The problem of modern globalised corporations: Felicity Lawrence, The Guardian

I’d not heard of Felicity Lawrence prior to catching her resoundingly sharp article in The Guardian last month. (A mere state can’t restrain a corporation like Murdoch’s). It transpires that she has already written two excellent books outlining the power and corruption of the international food corporations. (Not on the Label and Eat Your Heart Out) Although I have recently blogged on this topic, (see End of Over Eating by David Kessler) I am now tempted to start reading Lawrence’s work, based on her clear headed summation of the unregulated, unelected power of the transnational corporations. Here is a hard hitting example of Lawrence’s well constructed thesis a thesis that is becoming increasingly difficult to refute, even for the most ardent neo-liberal free-marketeers, as each new day passes.

The fact is that the modern globalised corporation is not a state within a state so much as a power above and beyond the state. International development experts stopped talking about multinationals years ago, preferring instead the tag of transnational corporations (TNC’s), because these companies now transcend national authorities.

Doesn’t that description so perfectly sum up the arrogant global reach of Rupert Murdoch’s ubiquitous News Corporation. Lawrence then adds:

Developing countries, dealing with corporations whose revenues often exceed their own GDP’s, have long been aware of their own lack of power. They are familiar with the way the world trade rules have been written to benefit corporations and limit what any one country can impose on them. They know about the transnational’s tendency to oligopoly; and their ability to penetrate the heart of government with lobbying. For an affluent country like the UK, it has come as more of a shock.
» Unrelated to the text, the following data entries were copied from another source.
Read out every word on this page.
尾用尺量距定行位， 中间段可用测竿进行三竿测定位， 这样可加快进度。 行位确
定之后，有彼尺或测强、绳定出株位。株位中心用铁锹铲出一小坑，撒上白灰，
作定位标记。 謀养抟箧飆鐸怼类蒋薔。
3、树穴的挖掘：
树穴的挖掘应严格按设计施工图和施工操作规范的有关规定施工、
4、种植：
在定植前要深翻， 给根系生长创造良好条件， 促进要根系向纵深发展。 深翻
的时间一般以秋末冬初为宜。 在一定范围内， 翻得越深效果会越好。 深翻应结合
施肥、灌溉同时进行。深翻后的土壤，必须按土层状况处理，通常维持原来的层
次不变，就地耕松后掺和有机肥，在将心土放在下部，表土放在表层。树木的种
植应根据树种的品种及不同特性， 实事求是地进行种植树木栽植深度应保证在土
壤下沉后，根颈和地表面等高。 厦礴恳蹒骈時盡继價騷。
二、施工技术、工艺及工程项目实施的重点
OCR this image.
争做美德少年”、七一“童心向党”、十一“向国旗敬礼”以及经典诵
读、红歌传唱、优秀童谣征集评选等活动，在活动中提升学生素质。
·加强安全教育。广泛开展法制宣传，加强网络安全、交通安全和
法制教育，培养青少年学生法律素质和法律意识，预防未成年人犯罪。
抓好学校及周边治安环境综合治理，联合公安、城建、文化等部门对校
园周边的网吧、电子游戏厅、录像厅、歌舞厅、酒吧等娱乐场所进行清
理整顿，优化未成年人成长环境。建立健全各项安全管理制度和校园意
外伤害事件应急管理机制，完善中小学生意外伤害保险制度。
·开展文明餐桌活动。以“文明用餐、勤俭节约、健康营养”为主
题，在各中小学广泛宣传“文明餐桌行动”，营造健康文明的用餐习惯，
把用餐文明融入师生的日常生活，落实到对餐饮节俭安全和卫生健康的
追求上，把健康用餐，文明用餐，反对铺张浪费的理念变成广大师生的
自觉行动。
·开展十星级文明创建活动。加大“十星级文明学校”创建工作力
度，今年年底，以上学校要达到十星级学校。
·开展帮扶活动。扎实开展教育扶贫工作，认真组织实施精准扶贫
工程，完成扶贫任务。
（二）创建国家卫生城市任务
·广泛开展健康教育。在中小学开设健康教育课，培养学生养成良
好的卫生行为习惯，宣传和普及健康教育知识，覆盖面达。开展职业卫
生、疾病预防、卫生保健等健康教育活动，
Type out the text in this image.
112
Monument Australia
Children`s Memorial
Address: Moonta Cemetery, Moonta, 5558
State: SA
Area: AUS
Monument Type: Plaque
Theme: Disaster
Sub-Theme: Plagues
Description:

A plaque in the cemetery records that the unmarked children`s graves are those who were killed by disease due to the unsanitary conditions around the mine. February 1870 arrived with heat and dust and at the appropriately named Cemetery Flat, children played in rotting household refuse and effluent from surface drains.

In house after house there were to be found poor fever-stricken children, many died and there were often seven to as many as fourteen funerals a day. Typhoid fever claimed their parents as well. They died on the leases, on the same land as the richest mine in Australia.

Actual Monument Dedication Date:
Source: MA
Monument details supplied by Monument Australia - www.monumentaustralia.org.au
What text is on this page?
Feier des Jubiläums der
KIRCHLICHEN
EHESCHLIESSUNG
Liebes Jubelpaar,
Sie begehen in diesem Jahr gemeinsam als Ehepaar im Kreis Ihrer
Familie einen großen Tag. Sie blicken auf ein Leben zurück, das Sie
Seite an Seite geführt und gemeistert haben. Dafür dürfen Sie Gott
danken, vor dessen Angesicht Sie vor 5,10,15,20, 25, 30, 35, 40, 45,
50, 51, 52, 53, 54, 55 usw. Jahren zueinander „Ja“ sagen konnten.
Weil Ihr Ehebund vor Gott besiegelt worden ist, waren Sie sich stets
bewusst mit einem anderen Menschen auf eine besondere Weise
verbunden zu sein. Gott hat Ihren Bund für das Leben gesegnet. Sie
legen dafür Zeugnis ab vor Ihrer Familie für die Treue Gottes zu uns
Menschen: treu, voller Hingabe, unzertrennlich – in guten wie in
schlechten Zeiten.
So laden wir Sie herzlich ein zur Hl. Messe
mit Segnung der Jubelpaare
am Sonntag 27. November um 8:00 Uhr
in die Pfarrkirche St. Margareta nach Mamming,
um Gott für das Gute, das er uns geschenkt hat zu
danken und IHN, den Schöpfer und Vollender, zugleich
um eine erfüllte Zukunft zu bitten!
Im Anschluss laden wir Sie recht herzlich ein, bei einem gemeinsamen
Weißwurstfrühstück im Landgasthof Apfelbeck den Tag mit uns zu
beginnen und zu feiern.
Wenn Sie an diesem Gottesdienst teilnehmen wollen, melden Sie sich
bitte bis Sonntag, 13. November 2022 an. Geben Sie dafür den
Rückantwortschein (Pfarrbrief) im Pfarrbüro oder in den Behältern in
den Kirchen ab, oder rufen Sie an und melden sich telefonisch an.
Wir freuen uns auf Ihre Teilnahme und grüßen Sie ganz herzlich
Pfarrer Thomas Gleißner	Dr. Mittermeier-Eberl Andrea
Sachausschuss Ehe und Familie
Of course Lawrence could have added that along with the quasi-legal lobbying comes the covert manoeuvring, the bribes and back-handers, and the outright criminality. Parliament, the police and the judiciary become compromised and complicit in this secretive, globalised, unelected corporate governance. In fact, entire governments are promoted and later dismissed at the avaricious whim of entirely unelected corporations. Even the US, the most powerful and supposedly most democratic country on the planet, is not immune. The whole FOX News/Tea Party edifice has been carefully constructed by Murdoch, the Koch brothers and other corporate interests to ensure the US swiftly returns to its unregulated capitalist trajectory. Lawrence continues her thesis:

Transnationals can now take advantage of the free movement of capital and the ease of shifting production from country to country to choose the regulatory framework that suits them best. If restrained by legitimate authorities, they can appeal to World Trade Organisation rules to enforce their rights TNC’s can and do locate their profits offshore to thwart any individual country’s efforts to take revenue from them. The ability to raise taxes to provide services is a core function of democratic government, yet governments have been reduced to supplicants, cutting their tax rates further and further to woo corporates.

And in a sinister but wholly predictable development these same transnational corporations, have used patents and intellectual property rights to create their own system of private taxation.

None of this is new but Lawrence does a superb job of connecting all the threads of the global corporate web including the threat of relocating to zones of cheap/slave labour. Nothing in our lives is immune from the toxic corporate web; neither our culture, our daily goods and services and our right to work. In Britain, following the pattern in the US, schools, hospitals, prisons and care homes are all succumbing to the unelected power of global corporations. The films we watch, the books we read, the news we consume, the food we eat, increasingly, they control the lot.
The unfolding Murdoch saga has presented the planet’s citizens with a window on just how far the global corporations can reach right into the very heart of government. Are we too cowed, too subjugated to seize back some territory? Time will tell, but the omens are not good. Already, three years into the global financial crisis the banks are still free to play casino capitalism with tax-payers revenues. Governments have talked the talk but almost nothing has changed. Not one single national government seems strong enough to take a lead. The corporations sense this, and so they become even more emboldened, driving the world economy to the precipice in their pursuit of yet a few more untaxed billions.

Given this stark reality it was quite depressing to witness Matthew Syed, a journalist with a growing reputation for bold, clear thinking journalism, taking a cringingly supine position with respect to McDonald’s pre-eminent position in the forthcoming London Olympics. (Moral bunfight over McDonald’s is madness. The Times 27/7/11)

In attempting to take the heat off McDonald’s by claiming that all the corporate sponsors have dubious ethical records, Syed is in danger of championing the whole tacky corporate shindig which has become the modern Olympics. Sure, McDonalds are far from alone in having an appalling international track record, but what Syed fails to grasp is that McDonald’s has come to symbolise the entire toxic corporate monolith, and when writers and politicians attack McDonalds it is just shorthand for a legitimate attack on the entire corporate sector. By defending McDonald’s, Syed effectively become a cheer leader for all that it unwholesome about excessive commercialisation of modern sport. This was not your finest hour Matt. Just as we speak of McJobs serving up McShit we now, it seems, have McJournalism.